Svolta nella regolazione dei pedaggi autostradali. L’Autorità di Regolazione dei Trasporti ha approvato questa mattina i nuovi sistemi di pedaggio sia per le concessioni autostradali in essere sia per quelle di nuova assegnazione, introducendo un principio destinato a incidere in modo strutturale sul settore: il "pay per use". Questo vuol dire che la tariffa sarà legata solo agli investimenti effettivamente realizzati, superando modelli del passato che tenevano conto anche di interventi programmati ma non ancora completati. Ma tra le novità quella più rilevante riguarda i rimborsi.

Da aprile 2026 gli utenti potranno richiedere il rimborso del pedaggio fino al 100% in caso di ritardi causati da cantieri o traffico intenso. Il Messaggero è in grado di rivelare i dettagli della misura.
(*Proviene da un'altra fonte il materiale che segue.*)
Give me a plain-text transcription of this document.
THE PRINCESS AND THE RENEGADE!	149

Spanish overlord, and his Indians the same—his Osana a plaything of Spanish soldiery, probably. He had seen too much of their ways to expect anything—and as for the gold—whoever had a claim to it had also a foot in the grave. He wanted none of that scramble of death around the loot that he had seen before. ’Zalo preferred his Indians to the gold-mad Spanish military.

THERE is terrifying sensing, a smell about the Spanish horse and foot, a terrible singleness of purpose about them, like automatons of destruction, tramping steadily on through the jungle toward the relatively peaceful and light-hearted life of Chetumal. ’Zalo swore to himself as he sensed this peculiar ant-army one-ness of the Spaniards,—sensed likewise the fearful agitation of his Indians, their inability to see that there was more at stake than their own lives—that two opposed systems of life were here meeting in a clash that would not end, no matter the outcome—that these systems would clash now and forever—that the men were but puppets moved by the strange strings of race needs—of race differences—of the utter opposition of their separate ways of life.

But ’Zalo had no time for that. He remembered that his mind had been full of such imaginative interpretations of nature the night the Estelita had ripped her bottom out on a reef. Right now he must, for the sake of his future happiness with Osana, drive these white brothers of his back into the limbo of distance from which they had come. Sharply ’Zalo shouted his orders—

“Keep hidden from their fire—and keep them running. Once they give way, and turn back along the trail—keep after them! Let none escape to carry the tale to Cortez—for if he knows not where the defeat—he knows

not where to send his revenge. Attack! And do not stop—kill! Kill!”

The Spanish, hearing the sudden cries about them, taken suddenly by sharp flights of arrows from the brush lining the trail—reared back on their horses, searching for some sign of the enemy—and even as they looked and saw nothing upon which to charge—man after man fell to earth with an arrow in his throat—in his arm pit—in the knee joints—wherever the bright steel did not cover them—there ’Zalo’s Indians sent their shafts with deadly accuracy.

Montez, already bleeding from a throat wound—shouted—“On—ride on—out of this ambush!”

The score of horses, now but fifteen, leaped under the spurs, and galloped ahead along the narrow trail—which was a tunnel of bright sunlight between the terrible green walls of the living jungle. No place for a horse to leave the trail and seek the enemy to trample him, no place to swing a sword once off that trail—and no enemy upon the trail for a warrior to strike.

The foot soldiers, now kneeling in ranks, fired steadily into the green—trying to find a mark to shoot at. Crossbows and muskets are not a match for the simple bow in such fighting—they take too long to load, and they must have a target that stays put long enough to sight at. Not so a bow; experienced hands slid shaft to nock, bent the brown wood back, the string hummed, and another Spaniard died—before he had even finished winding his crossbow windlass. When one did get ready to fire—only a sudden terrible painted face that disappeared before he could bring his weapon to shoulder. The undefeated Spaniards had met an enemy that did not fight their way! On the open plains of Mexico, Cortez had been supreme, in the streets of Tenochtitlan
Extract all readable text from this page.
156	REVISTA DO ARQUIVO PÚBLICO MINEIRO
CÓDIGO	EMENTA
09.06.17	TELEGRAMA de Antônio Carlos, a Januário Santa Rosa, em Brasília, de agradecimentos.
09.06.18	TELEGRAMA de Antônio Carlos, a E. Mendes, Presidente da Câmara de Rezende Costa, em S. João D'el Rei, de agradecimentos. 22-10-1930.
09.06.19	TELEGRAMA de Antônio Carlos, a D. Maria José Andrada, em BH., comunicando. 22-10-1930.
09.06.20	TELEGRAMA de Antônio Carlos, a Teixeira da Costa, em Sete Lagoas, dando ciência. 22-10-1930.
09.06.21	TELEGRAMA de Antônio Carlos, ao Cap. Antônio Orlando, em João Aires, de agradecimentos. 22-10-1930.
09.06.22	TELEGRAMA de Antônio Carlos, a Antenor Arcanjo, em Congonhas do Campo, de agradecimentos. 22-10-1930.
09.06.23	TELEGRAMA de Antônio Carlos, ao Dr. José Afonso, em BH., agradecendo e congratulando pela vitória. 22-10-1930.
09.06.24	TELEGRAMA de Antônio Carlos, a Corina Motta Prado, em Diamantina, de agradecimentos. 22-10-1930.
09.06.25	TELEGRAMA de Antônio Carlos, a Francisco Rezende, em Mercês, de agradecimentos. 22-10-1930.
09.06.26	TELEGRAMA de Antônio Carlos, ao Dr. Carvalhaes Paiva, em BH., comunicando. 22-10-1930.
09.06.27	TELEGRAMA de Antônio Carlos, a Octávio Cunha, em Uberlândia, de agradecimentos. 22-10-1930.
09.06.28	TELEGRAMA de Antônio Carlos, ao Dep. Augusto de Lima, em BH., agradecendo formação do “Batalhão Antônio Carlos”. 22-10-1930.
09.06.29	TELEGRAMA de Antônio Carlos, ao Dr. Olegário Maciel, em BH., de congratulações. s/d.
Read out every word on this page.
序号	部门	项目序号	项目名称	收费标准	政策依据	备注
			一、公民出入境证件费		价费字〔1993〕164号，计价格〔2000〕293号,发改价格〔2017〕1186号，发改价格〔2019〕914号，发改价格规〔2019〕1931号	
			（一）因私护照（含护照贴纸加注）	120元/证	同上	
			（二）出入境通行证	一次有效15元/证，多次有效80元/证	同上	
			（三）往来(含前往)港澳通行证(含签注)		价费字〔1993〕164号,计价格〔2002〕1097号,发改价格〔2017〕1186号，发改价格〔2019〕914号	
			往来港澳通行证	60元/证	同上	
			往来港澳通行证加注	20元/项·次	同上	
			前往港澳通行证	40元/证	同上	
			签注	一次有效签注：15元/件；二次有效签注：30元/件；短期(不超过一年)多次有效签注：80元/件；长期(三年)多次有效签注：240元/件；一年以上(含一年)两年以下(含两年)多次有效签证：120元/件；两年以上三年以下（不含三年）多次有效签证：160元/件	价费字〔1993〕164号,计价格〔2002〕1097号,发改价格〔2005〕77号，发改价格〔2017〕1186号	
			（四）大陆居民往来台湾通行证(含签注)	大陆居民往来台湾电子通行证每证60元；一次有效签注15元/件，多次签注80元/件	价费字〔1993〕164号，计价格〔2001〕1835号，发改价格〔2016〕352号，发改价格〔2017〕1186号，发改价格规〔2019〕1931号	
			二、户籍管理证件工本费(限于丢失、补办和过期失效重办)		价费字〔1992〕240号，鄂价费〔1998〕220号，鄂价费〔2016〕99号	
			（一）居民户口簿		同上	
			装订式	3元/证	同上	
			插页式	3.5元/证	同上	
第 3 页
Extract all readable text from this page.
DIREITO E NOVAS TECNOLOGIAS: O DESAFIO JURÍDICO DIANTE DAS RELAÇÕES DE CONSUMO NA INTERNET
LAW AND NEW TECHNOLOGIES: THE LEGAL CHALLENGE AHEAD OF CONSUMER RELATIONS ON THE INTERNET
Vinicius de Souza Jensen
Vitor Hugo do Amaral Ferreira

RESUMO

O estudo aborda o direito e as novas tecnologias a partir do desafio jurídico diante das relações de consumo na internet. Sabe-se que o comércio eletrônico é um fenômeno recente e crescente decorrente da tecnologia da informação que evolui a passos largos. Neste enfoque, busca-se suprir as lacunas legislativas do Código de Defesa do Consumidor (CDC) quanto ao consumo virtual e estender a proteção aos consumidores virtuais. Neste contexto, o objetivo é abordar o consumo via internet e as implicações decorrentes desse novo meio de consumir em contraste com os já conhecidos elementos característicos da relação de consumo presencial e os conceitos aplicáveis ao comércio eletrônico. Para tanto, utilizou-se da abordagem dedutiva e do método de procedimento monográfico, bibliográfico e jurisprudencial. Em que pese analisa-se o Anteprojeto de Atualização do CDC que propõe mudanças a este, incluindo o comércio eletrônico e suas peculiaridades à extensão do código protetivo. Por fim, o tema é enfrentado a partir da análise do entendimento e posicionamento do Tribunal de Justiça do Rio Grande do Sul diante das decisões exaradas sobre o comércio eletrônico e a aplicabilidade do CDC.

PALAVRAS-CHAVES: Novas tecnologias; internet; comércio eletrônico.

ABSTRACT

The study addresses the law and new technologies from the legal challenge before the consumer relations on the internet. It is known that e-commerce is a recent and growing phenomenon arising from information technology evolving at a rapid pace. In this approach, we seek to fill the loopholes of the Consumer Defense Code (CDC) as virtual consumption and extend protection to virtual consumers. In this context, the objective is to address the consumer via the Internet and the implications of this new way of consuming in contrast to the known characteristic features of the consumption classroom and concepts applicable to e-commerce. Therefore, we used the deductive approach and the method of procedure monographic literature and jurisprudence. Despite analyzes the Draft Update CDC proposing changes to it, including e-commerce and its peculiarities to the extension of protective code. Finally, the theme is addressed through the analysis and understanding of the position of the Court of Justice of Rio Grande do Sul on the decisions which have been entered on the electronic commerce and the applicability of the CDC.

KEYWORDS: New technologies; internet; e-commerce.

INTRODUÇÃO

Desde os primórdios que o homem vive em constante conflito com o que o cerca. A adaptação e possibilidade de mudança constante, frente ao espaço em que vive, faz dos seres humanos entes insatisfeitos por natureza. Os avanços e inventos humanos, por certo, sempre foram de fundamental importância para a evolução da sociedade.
Per i percorsi fino a 30 km il rimborso sarà sempre garantito, indipendentemente dalla durata del ritardo; per i percorsi tra 30 e 50 km, scatta il rimborso solo se il ritardo è di almeno 10 minuti, mentre per i percorsi oltre 50 chilometri c'è il rimborso se il ritardo è di almeno 15 minuti. Fissate anche le percentuali di rimborso: 50% del pedaggio per ritardi di 60-119 minuti; 75% del pedaggio per ritardi di 120-179 minuti; 100% del pedaggio per ritardi superiori a 180 minuti. I ristori saranno di fatto rapidissimi, massimo 14 giorni. La riforma dei pedaggi - ha spiegato il presidente dell'Art Nicola Zacceho - rappresenta un vero cambio di paradigma. “È un cambiamento fondamentale – spiega il Presidente dell’ART, Nicola Zaccheo – che tiene conto di un contesto radicalmente mutato. Si è reso necessario intervenire in tutti gli ambiti del trasporto e, con questo atto, completiamo il lavoro sul settore autostradale”.